An irreverent, darkly witty sensibility runs through the film, with Black’s gift for snappy dialogue and tight plotting shining through. He’s able to walk that fine balance between sending up tropes while also embracing them, creating a genuinely engaging mystery that never takes itself seriously. There’s a pulpy, hazy atmosphere that feels like one of those old detective paperbacks brought to life, shot through with a postmodern knowingness that enhances the humour.
At just over an hour and a half hardly a moment feels wasted, propelled along by an infectious energy that’s a joy to watch, with the energetic and inventive narration style quickly drawing me in, the inventive way of telling the story providing a lot of the humour. Black knows the key to a good noir is less about the actual case and more to do with the people solving it, and it’s ultimately the strong characters that make it work so well.

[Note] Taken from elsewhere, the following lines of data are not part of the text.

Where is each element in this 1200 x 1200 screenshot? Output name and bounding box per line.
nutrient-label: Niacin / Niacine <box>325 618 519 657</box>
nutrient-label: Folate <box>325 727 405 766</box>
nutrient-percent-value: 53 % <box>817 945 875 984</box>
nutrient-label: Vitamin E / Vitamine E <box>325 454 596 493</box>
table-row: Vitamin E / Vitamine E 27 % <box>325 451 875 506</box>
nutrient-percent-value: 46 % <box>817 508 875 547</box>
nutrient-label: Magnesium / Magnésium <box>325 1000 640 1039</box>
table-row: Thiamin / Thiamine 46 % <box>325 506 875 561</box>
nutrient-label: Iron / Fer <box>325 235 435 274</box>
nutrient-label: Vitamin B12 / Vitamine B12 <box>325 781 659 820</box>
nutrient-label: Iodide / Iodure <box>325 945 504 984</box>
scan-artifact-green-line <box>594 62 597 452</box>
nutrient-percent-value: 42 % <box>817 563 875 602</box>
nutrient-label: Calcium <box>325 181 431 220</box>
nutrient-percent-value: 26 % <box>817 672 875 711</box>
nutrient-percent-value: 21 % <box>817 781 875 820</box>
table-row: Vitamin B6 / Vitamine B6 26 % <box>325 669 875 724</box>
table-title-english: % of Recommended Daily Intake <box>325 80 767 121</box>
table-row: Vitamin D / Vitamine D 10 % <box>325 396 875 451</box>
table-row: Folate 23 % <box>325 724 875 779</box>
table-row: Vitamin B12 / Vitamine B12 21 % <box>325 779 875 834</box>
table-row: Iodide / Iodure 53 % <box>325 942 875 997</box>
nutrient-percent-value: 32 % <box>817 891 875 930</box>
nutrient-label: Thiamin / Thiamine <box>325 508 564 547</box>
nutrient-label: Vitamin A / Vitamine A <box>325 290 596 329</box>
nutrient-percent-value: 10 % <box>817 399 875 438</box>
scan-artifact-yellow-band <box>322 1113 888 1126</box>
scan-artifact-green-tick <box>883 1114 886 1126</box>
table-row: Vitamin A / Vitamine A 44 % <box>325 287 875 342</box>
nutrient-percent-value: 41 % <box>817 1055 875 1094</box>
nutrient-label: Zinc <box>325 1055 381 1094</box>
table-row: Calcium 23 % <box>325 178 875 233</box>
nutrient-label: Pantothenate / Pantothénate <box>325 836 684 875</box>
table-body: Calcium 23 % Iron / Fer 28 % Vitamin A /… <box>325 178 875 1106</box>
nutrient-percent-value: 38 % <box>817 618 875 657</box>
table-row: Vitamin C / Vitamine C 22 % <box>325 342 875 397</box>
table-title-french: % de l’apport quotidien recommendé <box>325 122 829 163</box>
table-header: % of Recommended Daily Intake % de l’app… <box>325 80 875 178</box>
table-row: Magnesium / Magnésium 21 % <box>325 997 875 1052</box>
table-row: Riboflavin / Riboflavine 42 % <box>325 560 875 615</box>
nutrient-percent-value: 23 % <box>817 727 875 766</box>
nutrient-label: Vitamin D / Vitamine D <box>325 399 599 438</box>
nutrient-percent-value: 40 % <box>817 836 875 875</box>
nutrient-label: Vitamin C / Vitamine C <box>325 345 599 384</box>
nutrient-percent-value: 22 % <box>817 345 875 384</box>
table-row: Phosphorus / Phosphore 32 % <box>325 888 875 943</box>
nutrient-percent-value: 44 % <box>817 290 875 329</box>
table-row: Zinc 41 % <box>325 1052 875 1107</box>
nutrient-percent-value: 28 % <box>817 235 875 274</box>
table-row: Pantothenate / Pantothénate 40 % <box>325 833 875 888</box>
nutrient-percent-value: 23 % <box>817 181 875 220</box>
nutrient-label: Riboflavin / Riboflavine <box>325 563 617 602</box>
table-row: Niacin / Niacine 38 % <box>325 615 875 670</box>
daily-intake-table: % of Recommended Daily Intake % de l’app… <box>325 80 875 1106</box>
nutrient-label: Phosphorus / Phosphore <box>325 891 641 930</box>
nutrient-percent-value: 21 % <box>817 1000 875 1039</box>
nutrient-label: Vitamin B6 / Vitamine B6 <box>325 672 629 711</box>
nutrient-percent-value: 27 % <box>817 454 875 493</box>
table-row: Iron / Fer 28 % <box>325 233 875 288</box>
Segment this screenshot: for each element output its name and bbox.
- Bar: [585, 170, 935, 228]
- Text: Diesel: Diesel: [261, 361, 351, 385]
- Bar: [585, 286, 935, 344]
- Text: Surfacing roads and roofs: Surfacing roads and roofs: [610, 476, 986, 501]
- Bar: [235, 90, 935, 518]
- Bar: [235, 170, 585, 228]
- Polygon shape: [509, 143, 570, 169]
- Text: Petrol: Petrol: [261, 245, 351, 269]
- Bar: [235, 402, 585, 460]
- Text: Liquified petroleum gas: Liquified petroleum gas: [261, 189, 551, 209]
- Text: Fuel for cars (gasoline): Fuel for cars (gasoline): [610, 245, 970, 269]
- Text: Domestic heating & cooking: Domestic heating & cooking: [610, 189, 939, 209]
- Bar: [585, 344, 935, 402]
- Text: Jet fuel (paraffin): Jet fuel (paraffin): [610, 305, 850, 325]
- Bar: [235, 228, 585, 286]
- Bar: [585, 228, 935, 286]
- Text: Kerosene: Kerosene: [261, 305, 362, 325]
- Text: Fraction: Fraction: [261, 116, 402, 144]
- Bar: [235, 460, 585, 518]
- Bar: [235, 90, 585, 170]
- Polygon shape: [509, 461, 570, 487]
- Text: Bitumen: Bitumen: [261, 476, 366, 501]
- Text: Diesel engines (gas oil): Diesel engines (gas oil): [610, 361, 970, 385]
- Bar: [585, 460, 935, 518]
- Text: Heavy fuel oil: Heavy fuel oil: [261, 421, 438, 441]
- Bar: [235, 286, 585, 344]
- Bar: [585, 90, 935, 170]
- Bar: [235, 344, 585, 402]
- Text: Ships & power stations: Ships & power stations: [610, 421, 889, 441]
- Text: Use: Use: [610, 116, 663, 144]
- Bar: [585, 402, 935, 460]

Downey brings a perfect blend of snark and charm to the proceedings, perfectly setting the overall tone and showing that despite all of his past setbacks he was still a force to be reckoned with. The three leads have a great dynamic, each making the most of the sharp writing to create engaging and developed characters, with Monaghan especially bringing a lot of energy to her scenes.
Kilmer isn’t given as much to do, but he’s great at playing the tough-guy-with-a-heart-of-gold Black frequently explores, having a lot of fun playing against type. In some ways it feels like a trial run for The Nice Guys, which brings more depth to its characters and produces even more laugh-out-loud moments, but this feels slightly fresher overall, packed with the exuberance of a first time director allowed to explore his full vision for the first time.
Kiss Kiss Bang Bang’s highly self-referential tone sometimes makes it a little too clever for its own good without always feeling fully rounded, but Black’s playful homage to classic detective stories delights in subverting expectations to produce a twisty, madcap and entertaining mystery comedy that always keeps you guessing.